Arendt and Philosophical Anthropology
05-06-2013“[Augustine] distinguishes between the questions of "Who am I?" and "What am I?" the first being directed by man at himself […] For in the "great mystery," the grande profundum, which man is (iv. 14), there is "something of man [aliquid hominis] which the spirit of man which is in him itself knoweth not. But Thou, Lord, who has made him [fecisti eum] knowest everything of him [eius omnia]" (x. 5).”
-Hannah Arendt, Human Condition
In the Human Condition Arendt raises major concerns about the place of man but she does not intend to respond to the loss of the earth as a unique human condition with a restoration of solid ground. To the question “What am I?” the only answer is: “You are a man—whatever that may be.” In lieu of an answer that would give man a new foundation, Arendt offers a description of man's ever changing territory.
Following Augustine, Arendt claims that only God could have the distance to answer the question of "who" man is with anything resembling a concrete statement of human nature. She respects the unknown “spirit of man,” even beyond the knowledge provided by religion.
When philosophy attempts to answer this question, it ends up creating its own image of a higher power, which remains linked through projection to man. Importantly though, philosophy should still ask the question.

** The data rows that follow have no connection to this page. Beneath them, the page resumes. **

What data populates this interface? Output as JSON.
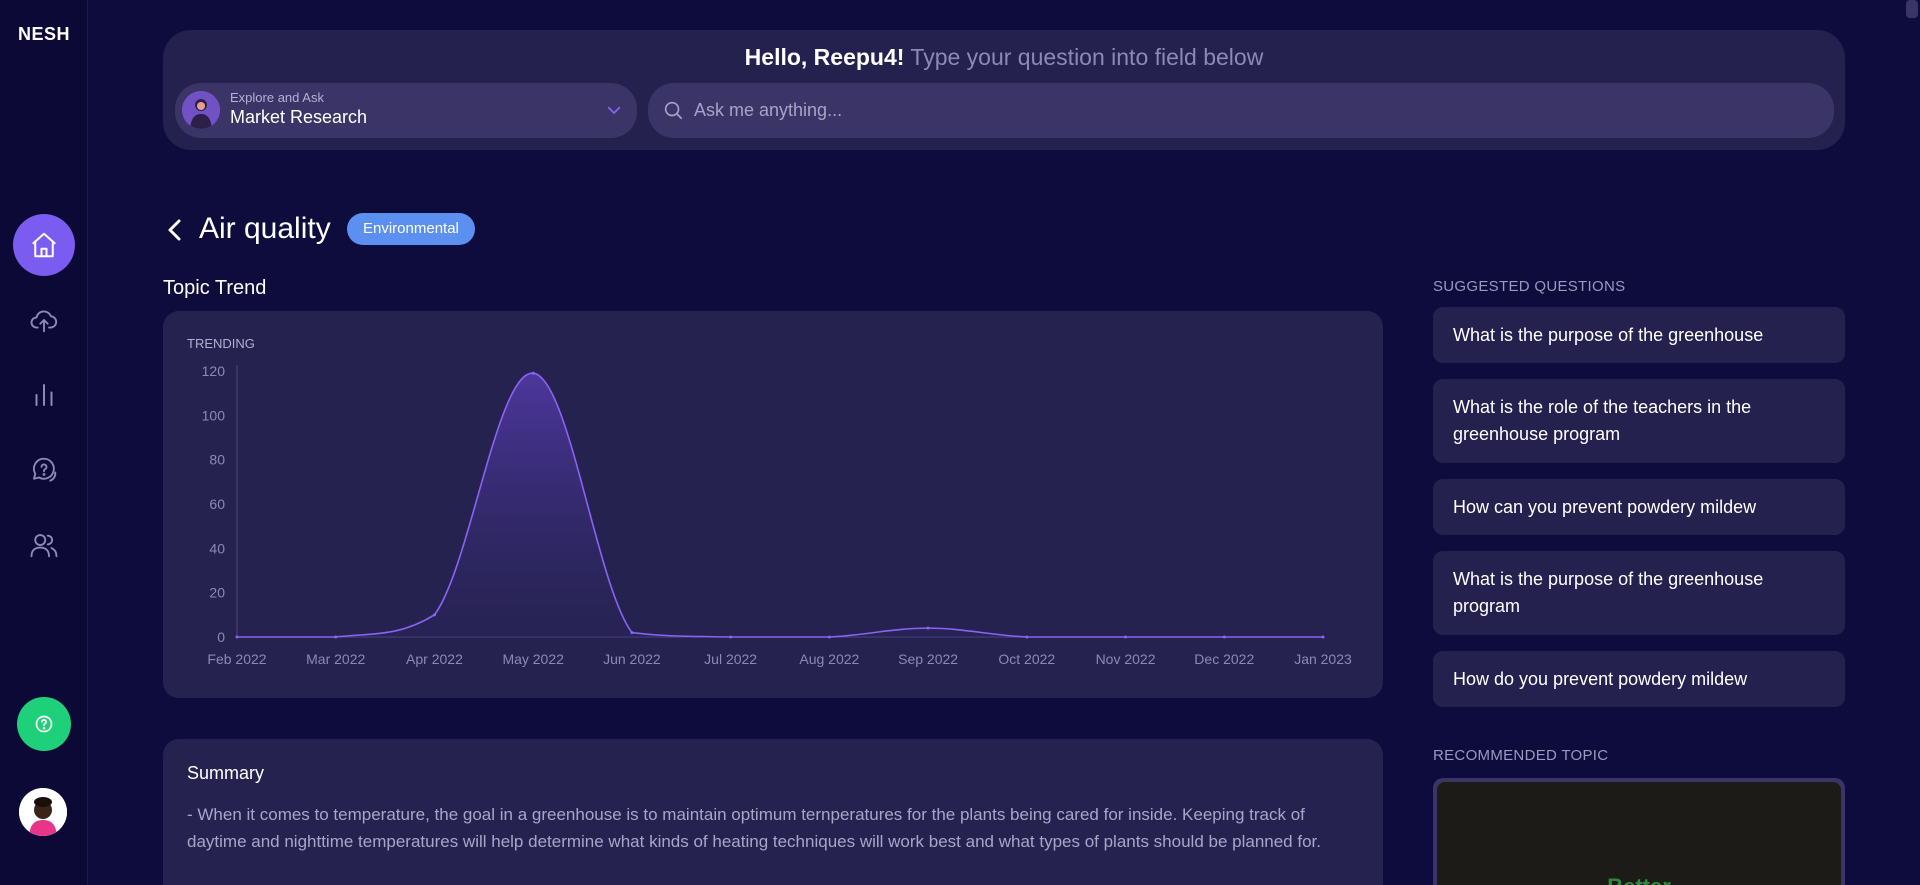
{
  "app": {
    "logo": "NESH"
  },
  "sidebar": {
    "items": [
      {
        "icon": "home-icon",
        "active": true
      },
      {
        "icon": "upload-cloud-icon",
        "active": false
      },
      {
        "icon": "bar-chart-icon",
        "active": false
      },
      {
        "icon": "chat-question-icon",
        "active": false
      },
      {
        "icon": "users-icon",
        "active": false
      }
    ],
    "help_icon": "help-circle-icon",
    "accent": "#7b5cf0",
    "help_color": "#1ed07a"
  },
  "header": {
    "greeting": "Hello, Reepu4!",
    "subtext": "Type your question into field below",
    "topic_label_small": "Explore and Ask",
    "topic_value": "Market Research",
    "search_placeholder": "Ask me anything..."
  },
  "page": {
    "title": "Air quality",
    "badge": "Environmental",
    "badge_color": "#5b8ff0",
    "chart_section_title": "Topic Trend"
  },
  "chart_data": {
    "type": "area",
    "series_label": "TRENDING",
    "x": [
      "Feb 2022",
      "Mar 2022",
      "Apr 2022",
      "May 2022",
      "Jun 2022",
      "Jul 2022",
      "Aug 2022",
      "Sep 2022",
      "Oct 2022",
      "Nov 2022",
      "Dec 2022",
      "Jan 2023"
    ],
    "values": [
      0,
      0,
      10,
      119,
      2,
      0,
      0,
      4,
      0,
      0,
      0,
      0
    ],
    "yticks": [
      0,
      20,
      40,
      60,
      80,
      100,
      120
    ],
    "ylim": [
      0,
      120
    ],
    "line_color": "#8a63f2"
  },
  "summary": {
    "title": "Summary",
    "text": "- When it comes to temperature, the goal in a greenhouse is to maintain optimum ternperatures for the plants being cared for inside. Keeping track of daytime and nighttime temperatures will help determine what kinds of heating techniques will work best and what types of plants should be planned for."
  },
  "suggested": {
    "heading": "SUGGESTED QUESTIONS",
    "questions": [
      "What is the purpose of the greenhouse",
      "What is the role of the teachers in the greenhouse program",
      "How can you prevent powdery mildew",
      "What is the purpose of the greenhouse program",
      "How do you prevent powdery mildew"
    ]
  },
  "recommended": {
    "heading": "RECOMMENDED TOPIC",
    "image_text": "Better"
  }
}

Some context can help to open Arendt's question here for readers in English speaking countries where philosophical anthropology never gained the same traction as in Germany. Her challenge picks up on the heated debates of the 1920s and 30s over how to take the collapse of universal values seriously without falling back to simple subjectivism that culminated in the work of Husserl and Heidegger.
In the space of four pages of Being and Time (46-49), Martin Heidegger specifies his criticism with reference to Dilthey, Bergson, Scheler, and Husserl, as well as views from ancient Greek philosophy and Genesis. Heidegger says he has focused his analytic of Dasein on the question of Being and that it cannot therefore provide the fully ontological basis of Dasein needed for "'philosophical' anthropology'" but states that part of his goal is to "make such an anthropology possible." Later though, in section 10, Heidegger provides a further explanation of his criticism of anthropology: in "the attempt to determine the essence of 'man,' as an entity, the question of Being has been forgotten."

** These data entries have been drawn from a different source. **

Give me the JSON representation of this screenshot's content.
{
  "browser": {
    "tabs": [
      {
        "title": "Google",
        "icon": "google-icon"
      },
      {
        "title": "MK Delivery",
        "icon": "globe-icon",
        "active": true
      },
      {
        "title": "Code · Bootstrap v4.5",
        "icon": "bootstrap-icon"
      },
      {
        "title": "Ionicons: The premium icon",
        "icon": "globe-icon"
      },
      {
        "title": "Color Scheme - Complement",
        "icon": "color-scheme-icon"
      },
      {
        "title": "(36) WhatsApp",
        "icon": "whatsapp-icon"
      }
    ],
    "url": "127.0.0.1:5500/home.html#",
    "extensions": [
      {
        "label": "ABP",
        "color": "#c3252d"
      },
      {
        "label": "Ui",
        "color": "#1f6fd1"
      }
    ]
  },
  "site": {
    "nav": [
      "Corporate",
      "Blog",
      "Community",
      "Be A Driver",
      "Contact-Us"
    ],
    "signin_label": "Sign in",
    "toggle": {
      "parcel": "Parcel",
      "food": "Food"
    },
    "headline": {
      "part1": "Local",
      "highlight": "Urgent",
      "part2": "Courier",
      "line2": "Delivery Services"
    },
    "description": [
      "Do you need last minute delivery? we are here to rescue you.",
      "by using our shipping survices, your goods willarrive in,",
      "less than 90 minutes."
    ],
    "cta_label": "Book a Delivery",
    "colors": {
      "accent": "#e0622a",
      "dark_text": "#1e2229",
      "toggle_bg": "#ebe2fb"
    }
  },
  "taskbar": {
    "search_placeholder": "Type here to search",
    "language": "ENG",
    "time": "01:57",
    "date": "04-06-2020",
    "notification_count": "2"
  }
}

In its turn to experience and consciousness, philosophical anthropology forgets to ask the question of ontological definition of perceptual experience (cogitationes). Heidegger thus suggests that his investigation might provide the basis for an anthropology but does not claim to actually deliver this basis. He opens the question of the definition of man, but does so to orient man (recast as Dasein) toward his relation to Being. In a parallel manner, we can understand Arendt's reading of Augustine as opening the question of the relation between the "who" and “what” man is, but not closing it. Her work here is provocative because it can not be said to be in the service of a simple secularization that removes a higher power for human measure. Nor does she wish to save or restore divine guarantee. Perhaps Augustine allows her to pose similar questions of philosophical anthropology to those raised by Heidegger, but to win some distance from her teacher so that she can open a new space of freedom of action rather than freedom of thought.